I propose the following API:

  • textDocument/didSave
    • Parameters: URL
    • Notify the build server that a source file from the workspace has changed, and allow it to compute what impact it has on the build graph of registered files.
  • workspace/dependenciesOutOfDate
    • Parameters: Array
    • Notification from the build system that the dependencies of the given URLs are out of date, for example because of source file changes to modules that are imported.
  • textDocument/updateDependencies
    • Parameters: URL
    • Notification from the language server to the build server to update the dependencies of the given document. By making this an explicit request we let the language server decide whether it is necessary, as you may have several documents registered for file settings changes, but not want to actively build all of their dependencies.
  • workspace/dependenciesUpdated
    • Parameters: Array
    • Notification from the build server that the dependencies of the given URLs have changed and that we may want to refresh them. This is a notification rather than a reply to the previous message because it allows the build server to tell us about dependency updates that came from a build rather than through a request from the language server.

Background Indexing

Another point of integration with the build system would be if we can offload some of the work of background indexing. I am not proposing a specific API here, but I wanted to write down some thoughts on this related topic. Argyrios already mentioned that we would like to add indexing based on the live AST, which should give us an efficient way to update the index for files the user is actively editing. However, there is still a niche for doing background indexing for files that are not built (so no data from indexing-while-building), and not actively edited. A common example is unit tests, which may not be built by default, or files that are part of inactive schemes in Xcode.
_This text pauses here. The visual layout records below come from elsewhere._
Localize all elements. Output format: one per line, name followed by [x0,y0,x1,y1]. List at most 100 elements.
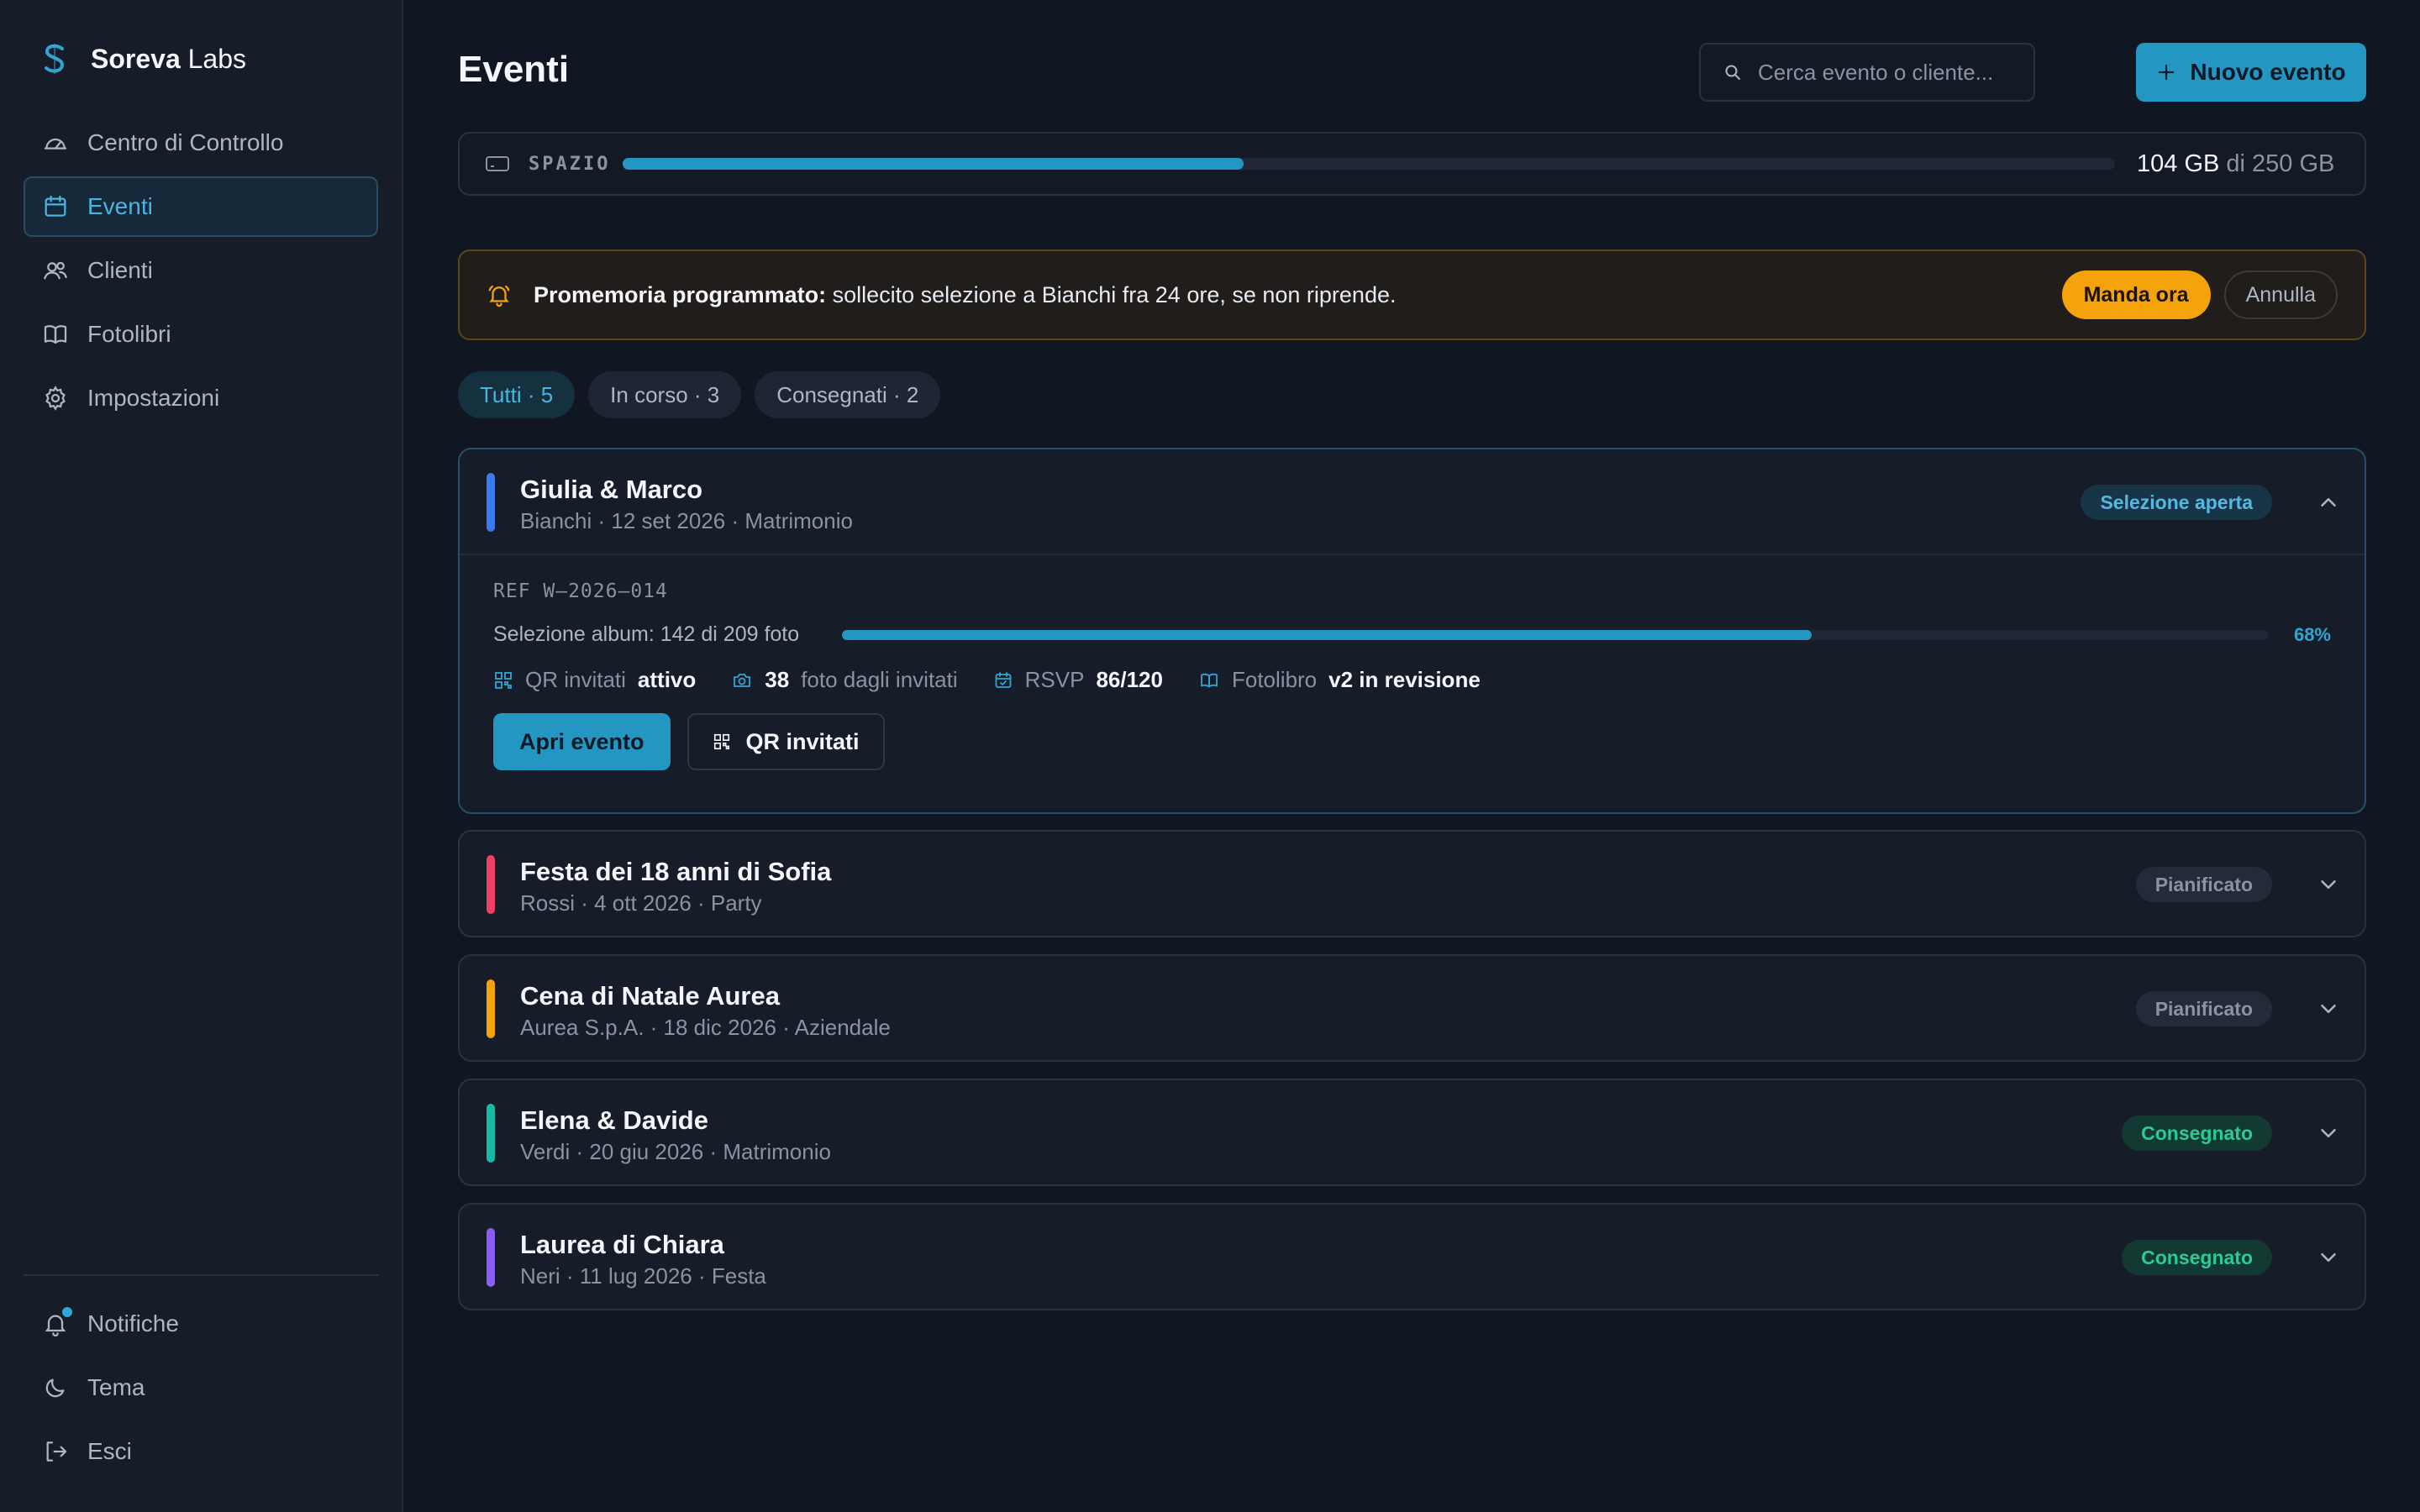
filter-consegnati[interactable]: Consegnati · 2 [755,371,941,418]
event-card-header[interactable]: Laurea di Chiara Neri · 11 lug 2026 · Fe… [460,1205,2365,1309]
search-input[interactable] [1758,59,2027,86]
chevron-down-icon[interactable] [2316,1121,2341,1146]
drive-icon [485,155,510,173]
event-card[interactable]: Cena di Natale Aurea Aurea S.p.A. · 18 d… [458,954,2366,1062]
event-reference: REF W–2026–014 [493,580,668,602]
event-card: Giulia & Marco Bianchi · 12 set 2026 · M… [458,448,2366,814]
event-subtitle: Verdi · 20 giu 2026 · Matrimonio [520,1139,831,1164]
moon-icon [42,1374,69,1401]
qr-invitati-button[interactable]: QR invitati [687,713,885,770]
chevron-down-icon[interactable] [2316,1245,2341,1270]
selection-percent: 68% [2293,623,2331,645]
reminder-banner: Promemoria programmato: sollecito selezi… [458,249,2366,340]
brand-name: Soreva Labs [91,43,247,74]
meta-photobook: Fotolibro v2 in revisione [1198,667,1481,693]
event-title: Festa dei 18 anni di Sofia [520,857,832,886]
event-card-header[interactable]: Giulia & Marco Bianchi · 12 set 2026 · M… [460,449,2365,554]
main-nav: Centro di Controllo Eventi Clienti Fotol… [24,113,378,432]
gauge-icon [42,129,69,156]
sidebar-item-label: Tema [87,1374,145,1400]
meta-photos: 38 foto dagli invitati [731,667,958,693]
sidebar-item-label: Eventi [87,193,153,219]
selection-fill [841,629,1812,640]
qr-icon [713,732,731,751]
event-card-body: REF W–2026–014 Selezione album: 142 di 2… [460,554,2365,812]
event-title: Cena di Natale Aurea [520,981,780,1011]
sidebar-item-impostazioni[interactable]: Impostazioni [24,368,378,428]
logout-icon [42,1438,69,1465]
new-event-label: Nuovo evento [2190,59,2346,85]
camera-icon [731,670,753,690]
filter-tutti[interactable]: Tutti · 5 [458,371,576,418]
gear-icon [42,385,69,412]
sidebar-item-label: Notifiche [87,1310,179,1336]
sidebar: Soreva Labs Centro di Controllo Eventi C… [0,0,403,1512]
new-event-button[interactable]: Nuovo evento [2136,43,2366,102]
sidebar-item-centro-di-controllo[interactable]: Centro di Controllo [24,113,378,173]
reminder-text: Promemoria programmato: sollecito selezi… [534,281,1397,307]
status-badge: Consegnato [2122,1240,2272,1275]
cancel-reminder-button[interactable]: Annulla [2223,270,2338,319]
storage-label: SPAZIO [529,153,611,175]
search-box[interactable] [1699,43,2035,102]
selection-label: Selezione album: 142 di 209 foto [493,622,800,646]
event-card-header[interactable]: Cena di Natale Aurea Aurea S.p.A. · 18 d… [460,956,2365,1060]
storage-bar: SPAZIO 104 GB di 250 GB [458,132,2366,196]
sidebar-item-fotolibri[interactable]: Fotolibri [24,304,378,365]
brand[interactable]: Soreva Labs [42,42,246,76]
event-color-bar [487,979,495,1038]
status-badge: Consegnato [2122,1116,2272,1151]
filter-chips: Tutti · 5 In corso · 3 Consegnati · 2 [458,371,941,418]
storage-track [623,158,2115,170]
event-actions: Apri evento QR invitati [493,713,2331,770]
open-event-button[interactable]: Apri evento [493,713,671,770]
search-icon [1723,62,1743,82]
bell-icon [42,1307,72,1337]
event-meta: QR invitati attivo 38 foto dagli invitat… [493,667,2331,693]
sidebar-item-clienti[interactable]: Clienti [24,240,378,301]
event-card[interactable]: Elena & Davide Verdi · 20 giu 2026 · Mat… [458,1079,2366,1186]
notification-dot [62,1307,72,1317]
event-title: Giulia & Marco [520,475,703,504]
calendar-icon [42,193,69,220]
status-badge: Selezione aperta [2081,485,2272,520]
meta-qr: QR invitati attivo [493,667,696,693]
status-badge: Pianificato [2135,867,2272,902]
meta-rsvp: RSVP 86/120 [993,667,1163,693]
chevron-down-icon[interactable] [2316,996,2341,1021]
event-title: Elena & Davide [520,1105,708,1135]
qr-icon [493,670,513,690]
event-title: Laurea di Chiara [520,1230,724,1259]
plus-icon [2156,62,2176,82]
bell-icon [487,281,512,308]
storage-fill [623,158,1244,170]
logo-icon [42,42,67,76]
event-color-bar [487,1228,495,1287]
sidebar-item-notifiche[interactable]: Notifiche [24,1294,378,1354]
sidebar-item-tema[interactable]: Tema [24,1357,378,1418]
event-card-header[interactable]: Festa dei 18 anni di Sofia Rossi · 4 ott… [460,832,2365,936]
chevron-up-icon[interactable] [2316,490,2341,515]
event-card[interactable]: Festa dei 18 anni di Sofia Rossi · 4 ott… [458,830,2366,937]
users-icon [42,257,69,284]
page-title: Eventi [458,49,570,90]
sidebar-divider [24,1274,378,1276]
event-card-header[interactable]: Elena & Davide Verdi · 20 giu 2026 · Mat… [460,1080,2365,1184]
chevron-down-icon[interactable] [2316,872,2341,897]
event-subtitle: Bianchi · 12 set 2026 · Matrimonio [520,508,853,533]
sidebar-item-esci[interactable]: Esci [24,1421,378,1482]
event-subtitle: Neri · 11 lug 2026 · Festa [520,1263,766,1289]
selection-track [841,629,2269,640]
send-now-button[interactable]: Manda ora [2061,270,2211,319]
event-card[interactable]: Laurea di Chiara Neri · 11 lug 2026 · Fe… [458,1203,2366,1310]
sidebar-item-eventi[interactable]: Eventi [24,176,378,237]
event-color-bar [487,473,495,532]
selection-progress: Selezione album: 142 di 209 foto 68% [493,622,2331,647]
sidebar-item-label: Fotolibri [87,321,171,347]
calendar-check-icon [993,670,1013,690]
event-color-bar [487,855,495,914]
filter-in-corso[interactable]: In corso · 3 [588,371,742,418]
bottom-nav: Notifiche Tema Esci [24,1294,378,1485]
book-icon [1198,670,1220,690]
book-icon [42,321,69,348]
We have some experience doing background indexing where the language server is responsible for the whole process, but this is suboptimal in a number of ways. For one, we are doing the indexing one file at a time, but the build system for swift can use batch mode. For another, the build system already has a high quality dependency graph and scheduler that we donโ€™t want to reimplement.

We think that an API where the language server requests indexing based on a list of sources may give us a good balance, as it allow the language server to avoid indexing files it already has data from or which it is uninterested in, while giving the build system a bulk operation that it can efficiently schedule and execute. In normal operation, we would expect incremental index updates to be done using the live AST, combined with data from indexing-while-building for the majority of code. Background indexing would kick in for files outside the build when opening a new project, or after e.g. a git-pull.